Transportation experts say that it’s all part of a movement of people—and jobs—into cities, marking a distinct change from folks of previous generations, who needed their cars in the suburbs. And living in denser urban areas makes going without a car easier than ever.
“People are wanting to live lives in which they are less dependent on a car,” says Tony Dutzik, a senior policy analyst with the think tank Frontier Group. Dutzik’s research in a 2012 study shows that young people have been driving nearly a quarter fewer miles within the last decade than they did 20 years ago, and that they have increased their mileage on public transportation by 40 percent.
So where are the best cities for traveling without a car?

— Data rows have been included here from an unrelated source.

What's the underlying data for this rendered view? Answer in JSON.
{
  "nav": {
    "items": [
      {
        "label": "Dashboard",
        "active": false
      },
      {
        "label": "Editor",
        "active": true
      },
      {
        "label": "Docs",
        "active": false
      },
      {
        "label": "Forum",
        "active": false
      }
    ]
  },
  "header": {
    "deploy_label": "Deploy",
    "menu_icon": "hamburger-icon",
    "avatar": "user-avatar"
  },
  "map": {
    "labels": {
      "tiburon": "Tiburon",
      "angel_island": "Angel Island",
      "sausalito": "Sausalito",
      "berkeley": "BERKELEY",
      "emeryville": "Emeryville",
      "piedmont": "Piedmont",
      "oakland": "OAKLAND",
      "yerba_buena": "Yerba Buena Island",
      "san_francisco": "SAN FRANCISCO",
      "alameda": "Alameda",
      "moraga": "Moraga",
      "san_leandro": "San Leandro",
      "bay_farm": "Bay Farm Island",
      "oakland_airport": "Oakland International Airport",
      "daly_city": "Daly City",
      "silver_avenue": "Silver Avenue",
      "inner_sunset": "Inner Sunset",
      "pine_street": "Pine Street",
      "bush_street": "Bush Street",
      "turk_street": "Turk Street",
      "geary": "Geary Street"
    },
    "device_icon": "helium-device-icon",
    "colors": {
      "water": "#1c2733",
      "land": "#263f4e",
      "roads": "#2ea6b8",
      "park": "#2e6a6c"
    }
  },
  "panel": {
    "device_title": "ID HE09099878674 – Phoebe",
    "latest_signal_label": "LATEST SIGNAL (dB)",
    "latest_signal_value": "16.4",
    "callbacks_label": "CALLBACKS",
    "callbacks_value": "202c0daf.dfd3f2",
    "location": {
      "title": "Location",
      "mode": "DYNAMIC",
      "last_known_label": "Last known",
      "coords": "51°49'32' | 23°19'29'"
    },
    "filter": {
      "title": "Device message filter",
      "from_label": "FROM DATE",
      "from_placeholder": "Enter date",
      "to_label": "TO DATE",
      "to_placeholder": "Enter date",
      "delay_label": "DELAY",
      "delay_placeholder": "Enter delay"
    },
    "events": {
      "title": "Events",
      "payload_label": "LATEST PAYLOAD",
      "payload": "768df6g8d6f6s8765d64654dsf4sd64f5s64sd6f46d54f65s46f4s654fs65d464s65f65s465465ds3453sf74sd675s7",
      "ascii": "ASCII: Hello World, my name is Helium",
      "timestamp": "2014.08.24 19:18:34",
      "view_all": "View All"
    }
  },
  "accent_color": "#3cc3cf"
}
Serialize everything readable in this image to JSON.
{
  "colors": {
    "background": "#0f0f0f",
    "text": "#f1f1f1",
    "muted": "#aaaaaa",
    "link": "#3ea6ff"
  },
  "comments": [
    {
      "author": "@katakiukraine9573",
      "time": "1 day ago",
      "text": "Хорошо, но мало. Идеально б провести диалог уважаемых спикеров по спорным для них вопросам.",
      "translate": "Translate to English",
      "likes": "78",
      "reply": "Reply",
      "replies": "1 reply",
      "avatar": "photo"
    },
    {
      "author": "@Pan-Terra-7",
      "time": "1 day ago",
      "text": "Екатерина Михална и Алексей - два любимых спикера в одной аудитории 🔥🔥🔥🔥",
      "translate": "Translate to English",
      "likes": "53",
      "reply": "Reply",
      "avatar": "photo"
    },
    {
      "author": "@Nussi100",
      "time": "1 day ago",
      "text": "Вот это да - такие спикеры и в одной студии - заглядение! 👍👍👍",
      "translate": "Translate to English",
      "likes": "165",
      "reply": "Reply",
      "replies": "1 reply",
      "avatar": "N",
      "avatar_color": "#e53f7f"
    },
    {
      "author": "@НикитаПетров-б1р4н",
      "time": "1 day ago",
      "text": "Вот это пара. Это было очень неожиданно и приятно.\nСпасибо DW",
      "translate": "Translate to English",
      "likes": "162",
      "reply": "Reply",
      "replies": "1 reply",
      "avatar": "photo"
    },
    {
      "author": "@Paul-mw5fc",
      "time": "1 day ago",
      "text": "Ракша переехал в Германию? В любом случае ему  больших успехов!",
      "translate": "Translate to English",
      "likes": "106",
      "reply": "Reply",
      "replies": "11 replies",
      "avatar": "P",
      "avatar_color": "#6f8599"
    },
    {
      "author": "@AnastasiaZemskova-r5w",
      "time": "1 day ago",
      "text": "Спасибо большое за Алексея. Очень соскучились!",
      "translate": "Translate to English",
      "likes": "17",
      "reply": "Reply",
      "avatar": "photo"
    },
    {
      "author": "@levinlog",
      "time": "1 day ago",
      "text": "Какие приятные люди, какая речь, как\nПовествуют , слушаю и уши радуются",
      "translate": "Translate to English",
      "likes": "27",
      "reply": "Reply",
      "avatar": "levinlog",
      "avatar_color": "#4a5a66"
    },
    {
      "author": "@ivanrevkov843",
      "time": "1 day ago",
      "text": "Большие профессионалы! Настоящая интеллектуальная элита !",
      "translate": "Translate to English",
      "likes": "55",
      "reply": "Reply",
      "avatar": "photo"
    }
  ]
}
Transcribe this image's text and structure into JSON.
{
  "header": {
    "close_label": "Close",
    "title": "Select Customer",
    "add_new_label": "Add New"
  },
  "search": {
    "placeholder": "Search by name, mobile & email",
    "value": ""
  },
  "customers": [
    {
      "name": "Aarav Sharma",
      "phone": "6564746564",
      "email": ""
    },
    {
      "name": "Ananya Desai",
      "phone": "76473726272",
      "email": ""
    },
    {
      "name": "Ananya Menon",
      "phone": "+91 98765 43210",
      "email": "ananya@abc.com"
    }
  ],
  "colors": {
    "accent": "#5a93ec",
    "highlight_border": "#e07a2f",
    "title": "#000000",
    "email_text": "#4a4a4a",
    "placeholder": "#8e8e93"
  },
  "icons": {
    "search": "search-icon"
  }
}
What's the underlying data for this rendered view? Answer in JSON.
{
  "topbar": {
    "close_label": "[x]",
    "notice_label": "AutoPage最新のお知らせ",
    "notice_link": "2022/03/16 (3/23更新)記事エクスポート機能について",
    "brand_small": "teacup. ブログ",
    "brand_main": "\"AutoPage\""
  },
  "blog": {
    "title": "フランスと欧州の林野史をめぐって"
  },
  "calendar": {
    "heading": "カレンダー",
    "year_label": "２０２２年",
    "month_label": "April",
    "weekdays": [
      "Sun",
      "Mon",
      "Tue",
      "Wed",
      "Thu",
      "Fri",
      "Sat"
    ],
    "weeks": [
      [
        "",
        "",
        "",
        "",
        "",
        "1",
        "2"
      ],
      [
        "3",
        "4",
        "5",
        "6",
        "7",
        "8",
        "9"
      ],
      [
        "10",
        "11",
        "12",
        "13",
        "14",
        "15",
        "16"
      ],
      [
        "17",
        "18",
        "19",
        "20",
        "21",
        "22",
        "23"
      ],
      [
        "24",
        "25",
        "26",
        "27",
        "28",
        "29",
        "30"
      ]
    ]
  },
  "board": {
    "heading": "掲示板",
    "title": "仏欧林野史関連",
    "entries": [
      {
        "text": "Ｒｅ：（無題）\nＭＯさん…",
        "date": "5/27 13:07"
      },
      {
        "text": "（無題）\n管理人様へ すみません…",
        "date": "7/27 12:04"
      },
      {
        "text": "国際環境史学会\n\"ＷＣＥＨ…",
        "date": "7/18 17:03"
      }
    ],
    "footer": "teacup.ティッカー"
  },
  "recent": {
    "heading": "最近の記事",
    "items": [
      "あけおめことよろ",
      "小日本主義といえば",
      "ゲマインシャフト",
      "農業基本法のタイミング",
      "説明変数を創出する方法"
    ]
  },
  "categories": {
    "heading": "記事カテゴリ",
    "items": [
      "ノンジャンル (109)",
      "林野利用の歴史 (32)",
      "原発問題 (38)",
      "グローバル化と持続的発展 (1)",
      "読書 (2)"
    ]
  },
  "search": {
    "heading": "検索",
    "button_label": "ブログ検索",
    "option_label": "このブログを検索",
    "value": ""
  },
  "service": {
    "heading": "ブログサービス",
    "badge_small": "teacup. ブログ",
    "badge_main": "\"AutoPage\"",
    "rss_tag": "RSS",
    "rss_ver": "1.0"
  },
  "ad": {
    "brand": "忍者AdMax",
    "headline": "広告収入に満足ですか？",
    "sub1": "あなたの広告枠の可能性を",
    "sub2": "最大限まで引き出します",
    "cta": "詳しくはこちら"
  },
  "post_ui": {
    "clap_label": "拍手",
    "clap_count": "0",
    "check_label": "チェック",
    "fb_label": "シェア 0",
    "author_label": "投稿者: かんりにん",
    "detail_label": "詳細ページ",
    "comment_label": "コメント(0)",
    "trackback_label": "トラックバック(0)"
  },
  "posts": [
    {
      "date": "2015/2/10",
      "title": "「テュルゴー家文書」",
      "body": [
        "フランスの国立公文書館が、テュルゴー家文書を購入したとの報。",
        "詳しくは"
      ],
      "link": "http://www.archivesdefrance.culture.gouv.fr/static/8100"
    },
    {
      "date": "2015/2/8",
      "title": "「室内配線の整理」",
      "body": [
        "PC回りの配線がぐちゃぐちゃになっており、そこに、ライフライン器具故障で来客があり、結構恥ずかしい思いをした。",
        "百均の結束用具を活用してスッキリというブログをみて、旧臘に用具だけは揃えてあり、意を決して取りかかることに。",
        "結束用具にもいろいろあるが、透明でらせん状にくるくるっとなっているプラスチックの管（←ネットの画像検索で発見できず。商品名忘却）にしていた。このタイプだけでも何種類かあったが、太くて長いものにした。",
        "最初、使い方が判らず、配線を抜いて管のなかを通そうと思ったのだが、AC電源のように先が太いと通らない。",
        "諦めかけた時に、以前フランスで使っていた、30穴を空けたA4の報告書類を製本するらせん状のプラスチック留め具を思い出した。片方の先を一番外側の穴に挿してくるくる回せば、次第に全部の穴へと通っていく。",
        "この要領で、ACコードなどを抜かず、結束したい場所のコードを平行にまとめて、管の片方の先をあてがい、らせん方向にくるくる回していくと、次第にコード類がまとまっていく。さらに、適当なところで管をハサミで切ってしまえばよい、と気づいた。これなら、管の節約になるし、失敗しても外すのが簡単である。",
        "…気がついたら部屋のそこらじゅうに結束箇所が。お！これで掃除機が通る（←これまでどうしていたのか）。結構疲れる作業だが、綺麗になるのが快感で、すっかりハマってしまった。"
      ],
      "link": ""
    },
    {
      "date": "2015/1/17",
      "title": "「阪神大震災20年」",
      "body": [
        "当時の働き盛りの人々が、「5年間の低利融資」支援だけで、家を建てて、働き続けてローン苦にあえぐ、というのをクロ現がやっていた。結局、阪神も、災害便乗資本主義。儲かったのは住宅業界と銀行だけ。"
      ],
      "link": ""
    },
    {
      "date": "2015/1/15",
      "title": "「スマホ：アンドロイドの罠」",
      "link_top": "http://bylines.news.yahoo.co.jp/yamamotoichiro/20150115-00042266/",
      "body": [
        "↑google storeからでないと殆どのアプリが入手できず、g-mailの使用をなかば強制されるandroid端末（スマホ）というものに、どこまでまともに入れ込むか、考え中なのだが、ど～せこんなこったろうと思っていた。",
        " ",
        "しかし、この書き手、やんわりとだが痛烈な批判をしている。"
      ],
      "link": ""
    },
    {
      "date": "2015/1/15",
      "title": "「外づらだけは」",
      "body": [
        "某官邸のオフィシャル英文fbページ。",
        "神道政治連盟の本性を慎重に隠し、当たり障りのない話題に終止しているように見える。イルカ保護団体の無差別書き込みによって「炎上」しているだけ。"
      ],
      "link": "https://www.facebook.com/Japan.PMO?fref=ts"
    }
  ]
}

The experts we talked to cite large European cities like Amsterdam in the Netherlands and Copenhagen in Denmark as the models for car-free living. In the U.S., there are two categories of cities for carless travel. First, there are the larger, older U.S. cities like New York, Washington, D.C., Chicago, and San Francisco, which feature compact downtown areas with strong networks of public transportation, and have multiple transit options within walking distance in a given neighborhood. Second are cities such as Minneapolis, Portland, Seattle, Denver, and even Los Angeles, which have begun building or enhancing public transportation systems and bike lane networks in the last decade, offering strong alternatives to driving cars — and cutting down on traffic and pollution, too.